Hôpital Necker-Enfants malades, Néphrologie pédiatrique, Assistance Publique des Hôpitaux de Paris, Université Paris Descartes-Sorbonne Paris-Cité, Paris, France.
Centre de référence des Maladies Rénales Héréditaires de l'Enfant et de l'Adulte (MARHEA), Centre de référence du syndrome néphrotique idiopathique de l'enfant et de l'adulte, Hôpital Necker-Enfants Malades, Paris, France.
Nephrol Dial Transplant. 2019 Mar 1;34(3):458-467. doi: 10.1093/ndt/gfy015.
Recommendations for management of Finnish-type congenital nephrotic syndrome (CNS) followed by many teams include daily albumin infusions, early bilateral nephrectomy, dialysis and transplantation. We aimed to assess the treatment and outcome of patients with CNS in France.
We conducted a nationwide retrospective study on 55 consecutive children born between 2000 and 2014 treated for non-infectious CNS.
The estimated cumulative incidence of CNS was 0.5/100 000 live births. The underlying defect was biallelic mutations in NPHS1 (36/55, 65%), NPHS2 (5/55, 7%), PLCE1 (1/55, 2%), heterozygous mutation in WT1 (4/55, 7%) and not identified in nine children (16%). Fifty-three patients (96%) received daily albumin infusions from diagnosis (median age 14 days), which were spaced and withdrawn in 10 patients. Twenty children (35%) were managed as outpatients. Thirty-nine patients reached end-stage kidney disease (ESKD) at a median age of 11 months. The overall renal survival was 64% and 45% at 1 and 2 years of age, respectively. Thirteen children died during the study period including four at diagnosis, two of nosocomial catheter-related septic shock, six on dialysis and one after transplantation. The remaining 13 patients were alive with normal renal function at last follow-up [median 32 months (range 9-52)]. Renal and patient survivals were longer in patients with NPHS1 mutations than in other patients. The invasive infection rate was 2.41/patient/year.
Our study shows: (i) a survival free from ESKD in two-thirds of patients at 1 year and in one-half at 2 years and (ii) a significant reduction or even a discontinuation of albumin infusions allowing ambulatory care in a subset of patients.
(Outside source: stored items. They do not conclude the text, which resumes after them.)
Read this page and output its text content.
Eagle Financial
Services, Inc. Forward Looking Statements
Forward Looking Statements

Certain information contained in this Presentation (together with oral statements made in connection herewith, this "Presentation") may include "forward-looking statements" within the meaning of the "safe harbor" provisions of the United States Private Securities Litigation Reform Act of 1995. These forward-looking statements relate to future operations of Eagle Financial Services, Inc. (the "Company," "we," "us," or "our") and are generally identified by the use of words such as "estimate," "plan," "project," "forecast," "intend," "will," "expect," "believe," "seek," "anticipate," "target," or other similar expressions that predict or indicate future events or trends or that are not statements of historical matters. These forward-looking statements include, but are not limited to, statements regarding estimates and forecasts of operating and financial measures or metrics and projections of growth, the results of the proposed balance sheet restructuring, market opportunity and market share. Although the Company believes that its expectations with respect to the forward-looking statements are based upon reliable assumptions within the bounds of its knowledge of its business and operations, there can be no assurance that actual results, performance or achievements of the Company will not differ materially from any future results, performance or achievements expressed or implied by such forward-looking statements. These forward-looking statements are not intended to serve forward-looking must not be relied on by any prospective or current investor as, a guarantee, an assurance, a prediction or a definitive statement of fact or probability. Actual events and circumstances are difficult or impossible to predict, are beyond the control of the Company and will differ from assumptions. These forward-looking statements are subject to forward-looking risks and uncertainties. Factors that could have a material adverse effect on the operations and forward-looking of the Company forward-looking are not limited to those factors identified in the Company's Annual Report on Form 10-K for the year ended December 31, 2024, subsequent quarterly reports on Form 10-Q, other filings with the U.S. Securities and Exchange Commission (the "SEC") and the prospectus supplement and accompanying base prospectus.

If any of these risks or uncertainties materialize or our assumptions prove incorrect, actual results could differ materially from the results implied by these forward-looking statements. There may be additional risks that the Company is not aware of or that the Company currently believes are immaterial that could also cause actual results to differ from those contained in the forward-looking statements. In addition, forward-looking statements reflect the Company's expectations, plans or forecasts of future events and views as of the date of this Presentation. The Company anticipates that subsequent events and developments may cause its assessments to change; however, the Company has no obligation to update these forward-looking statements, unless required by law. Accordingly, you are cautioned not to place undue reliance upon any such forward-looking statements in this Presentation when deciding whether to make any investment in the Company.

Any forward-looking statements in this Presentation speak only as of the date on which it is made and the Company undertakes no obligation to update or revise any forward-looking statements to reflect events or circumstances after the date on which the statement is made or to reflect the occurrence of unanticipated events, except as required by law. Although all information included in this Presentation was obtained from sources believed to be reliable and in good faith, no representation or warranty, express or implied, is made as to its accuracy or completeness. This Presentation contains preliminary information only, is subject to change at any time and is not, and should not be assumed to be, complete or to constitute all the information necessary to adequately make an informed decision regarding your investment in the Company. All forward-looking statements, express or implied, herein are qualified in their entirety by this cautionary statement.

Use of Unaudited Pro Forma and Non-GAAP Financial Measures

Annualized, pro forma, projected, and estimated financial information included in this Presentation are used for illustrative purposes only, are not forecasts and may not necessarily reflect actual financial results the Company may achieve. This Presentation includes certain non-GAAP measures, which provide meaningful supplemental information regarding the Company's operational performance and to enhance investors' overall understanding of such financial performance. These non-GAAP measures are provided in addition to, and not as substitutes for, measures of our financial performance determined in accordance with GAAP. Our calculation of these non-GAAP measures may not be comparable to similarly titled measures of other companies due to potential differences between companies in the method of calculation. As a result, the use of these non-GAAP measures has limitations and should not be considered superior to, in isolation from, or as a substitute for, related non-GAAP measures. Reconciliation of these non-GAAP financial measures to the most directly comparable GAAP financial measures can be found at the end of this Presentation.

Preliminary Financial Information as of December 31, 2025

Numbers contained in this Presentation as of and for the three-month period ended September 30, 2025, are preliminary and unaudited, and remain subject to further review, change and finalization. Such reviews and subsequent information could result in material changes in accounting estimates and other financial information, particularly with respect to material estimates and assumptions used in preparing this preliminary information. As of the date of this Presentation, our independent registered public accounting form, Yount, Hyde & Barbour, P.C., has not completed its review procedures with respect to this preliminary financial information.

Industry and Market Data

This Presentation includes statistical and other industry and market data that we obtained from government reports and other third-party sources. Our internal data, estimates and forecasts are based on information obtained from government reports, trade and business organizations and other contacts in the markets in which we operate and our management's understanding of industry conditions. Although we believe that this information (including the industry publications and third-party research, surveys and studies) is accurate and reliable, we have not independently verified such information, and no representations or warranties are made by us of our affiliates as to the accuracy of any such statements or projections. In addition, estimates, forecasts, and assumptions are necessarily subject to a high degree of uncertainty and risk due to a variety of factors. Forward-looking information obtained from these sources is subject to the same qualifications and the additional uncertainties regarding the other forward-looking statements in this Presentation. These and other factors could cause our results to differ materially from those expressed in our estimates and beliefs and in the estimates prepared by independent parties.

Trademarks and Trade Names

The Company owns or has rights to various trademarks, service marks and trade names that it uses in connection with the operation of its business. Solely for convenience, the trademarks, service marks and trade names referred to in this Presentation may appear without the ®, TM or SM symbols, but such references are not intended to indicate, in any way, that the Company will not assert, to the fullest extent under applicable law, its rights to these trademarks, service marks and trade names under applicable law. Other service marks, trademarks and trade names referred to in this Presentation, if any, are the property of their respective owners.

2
These results highlight the need for new therapeutic guidelines for CNS patients.
许多团队推荐对芬兰型先天性肾病综合征(CNS)患者进行日常白蛋白输注、早期双侧肾切除术、透析和移植。我们旨在评估法国 CNS 患者的治疗和结局。
我们对 2000 年至 2014 年间出生的 55 例非感染性 CNS 连续患儿进行了全国性回顾性研究。
CNS 的估计累积发病率为 0.5/100000 活产儿。潜在缺陷是 NPHS1 的双等位基因突变(36/55,65%)、NPHS2(5/55,7%)、PLCE1(1/55,2%)、WT1 杂合突变(4/55,7%)和 9 名儿童未确定(16%)。53 例患者(96%)从诊断开始接受每日白蛋白输注(中位年龄 14 天),10 例患者间隔输注并停药。20 例患儿(35%)接受门诊治疗。39 例患儿在中位年龄 11 个月时达到终末期肾病(ESKD)。总体肾脏存活率分别为 64%和 45%,分别为 1 岁和 2 岁。研究期间 13 例患儿死亡,包括 4 例诊断时死亡,2 例与院内导管相关败血症休克有关,6 例在透析时死亡,1 例在移植后死亡。其余 13 例患儿在最后一次随访时肾功能正常[中位时间 32 个月(9-52)]。NPHS1 突变患儿的肾脏和患者存活率均长于其他患儿。侵袭性感染率为 2.41/患者/年。
我们的研究表明:(i)1 岁时 2/3 患者无 ESKD 生存,2 岁时 1/2 患者无 ESKD 生存;(ii)在亚组患者中,白蛋白输注显著减少甚至停止,允许门诊治疗。这些结果强调需要为 CNS 患者制定新的治疗指南。